Accuracies of state-of-the-art SSP methods evaluated with datasets sharing <90% sequence identities. This test utilized the independent query sets prepared by Yang et al. for SSP evaluations [1] and the SCOP720 query set. The source of reference sequences for PSSM generation was UniRef90-2015. The blue and black bars indicate the SSP upper limits estimated at a <90% sequence identity cutoff by sequence and structural alignments, respectively. The sequence alignment algorithm used to make those estimates was PSI-BLAST, the PSSM generator of all the tested SSP methods. These results reveal that, when the homology of the SSP query and reference sequences was <90% identity, the accuracy of current SSP methods has not reached the limit estimated by sequence alignments of homologs sharing <90% sequence identities.

Figure 7

The accuracy of the current SSP methodology applied with restricted homology between developmental and operational datasets. For avoiding the side effects of sequence redundancy, which might cause information leakage and overfitting for a predictor, it is typical for computational biology studies to restrict protein datasets with some sequence homology cutoff. We speculated that the SSP limits estimated based on homologs with different homology cutoffs (blue curves, adopted from the result of PSI-BLAST in Figure 2c and Table S3) would draw the accuracy upper bound for SSP methods trained and operated with datasets where the homology of proteins is restricted.
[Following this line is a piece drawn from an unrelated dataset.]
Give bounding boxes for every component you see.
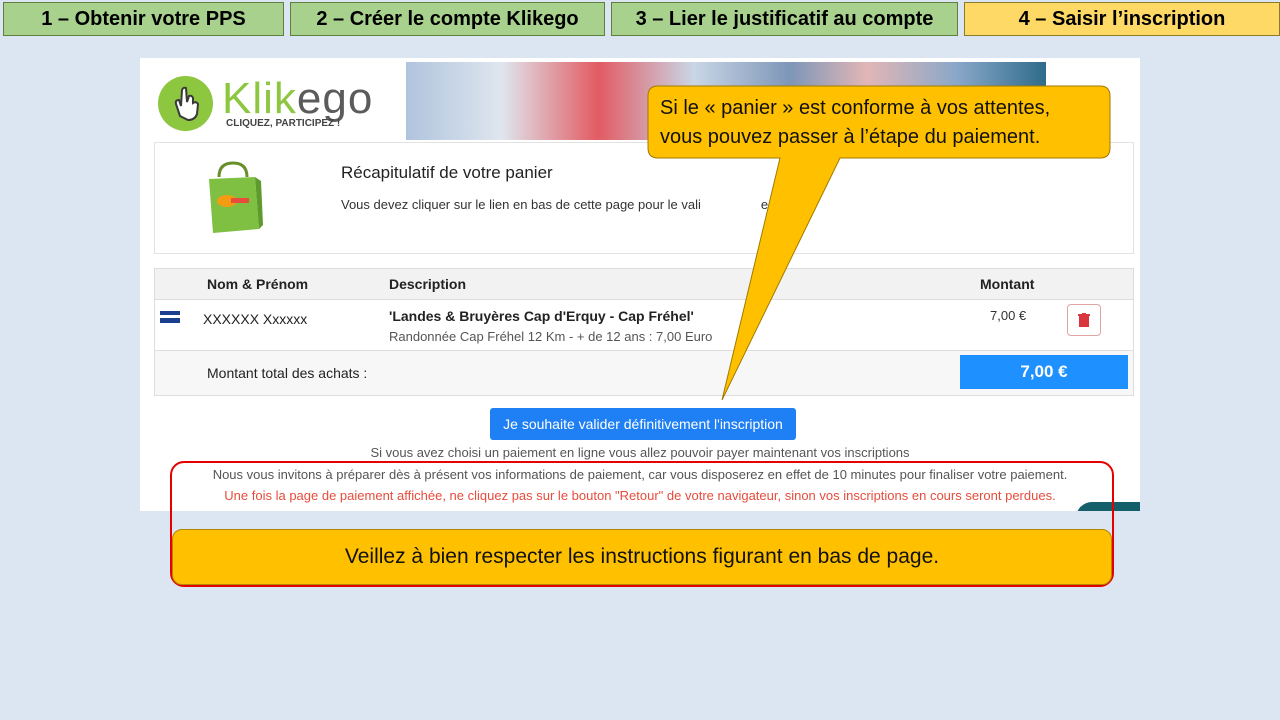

The protein materials used here were prepared so that the sequence identities within and between the query and PSSM reference sets were lower than the given cutoffs. As expected, as the homology decreased, the accuracy of SSP models trained and operated with such proteins decreased. This experiment was repeated 10 times by random sampling.

Figure 8

Accuracy of state-of-the-art SSP methods for proteins of different (a) structural classes or (b) sizes. The upper limit of SSP accuracy estimated by sequence and structural alignments at 90% identity cutoff of homologs are respectively indicated by blue and black bars. No method exceeded the estimated limits in any class or size group, and most methods met the greatest challenge in predicting all-beta proteins. SSP accuracy decreased a little as the protein size increased. Since the same tendencies were observed in three- and eight-state predictions, this figure only displays Q3 and SOV3. See Figure S1 for Q8 and SOV8 results.

Figure 9

Secondary structural consistency measured by PSI-BLAST and BLAST with different word sizes. (a) Secondary structural consistencies between SCOP family homologs measured by PSI-BLAST at different identity levels. As illustrated by the color codes, word sizes 3 and 2 were applied. The default word size of PSI-BLAST was 3, but changing it to 2 increased the measured secondary structural consistency between homologs, especially at low identities. (b) Secondary structural consistencies between SCOP family homologs measured by the classic BLAST at different identity levels. The BLAST accepted word sizes 3 and 2 in the database searching mode (blastall) and word size 1 in the pairwise alignment mode (bl2seq). A small word size notably increased the measured secondary structural consistency. (c), (d) Secondary structural consistencies between SCOP family homologs measured by (PSI-)BLAST at different identity cutoffs. Results obtained according to identity cutoffs make the effects of word size more observable.

Figure 10

Summary of the estimated limits of SSP accuracy. Both the lower limits (light blue strips) and upper limits of three-/eight-state SSP accuracies are illustrated. The practical upper limits of accuracies (blue strips to the right) were estimated by PSI-BLAST sequence alignments with the word size 2 (see Figure 9 and Table S3), and the theoretical limits (black strips to the right) were estimated by structural alignments (Figure 3 and Table S3).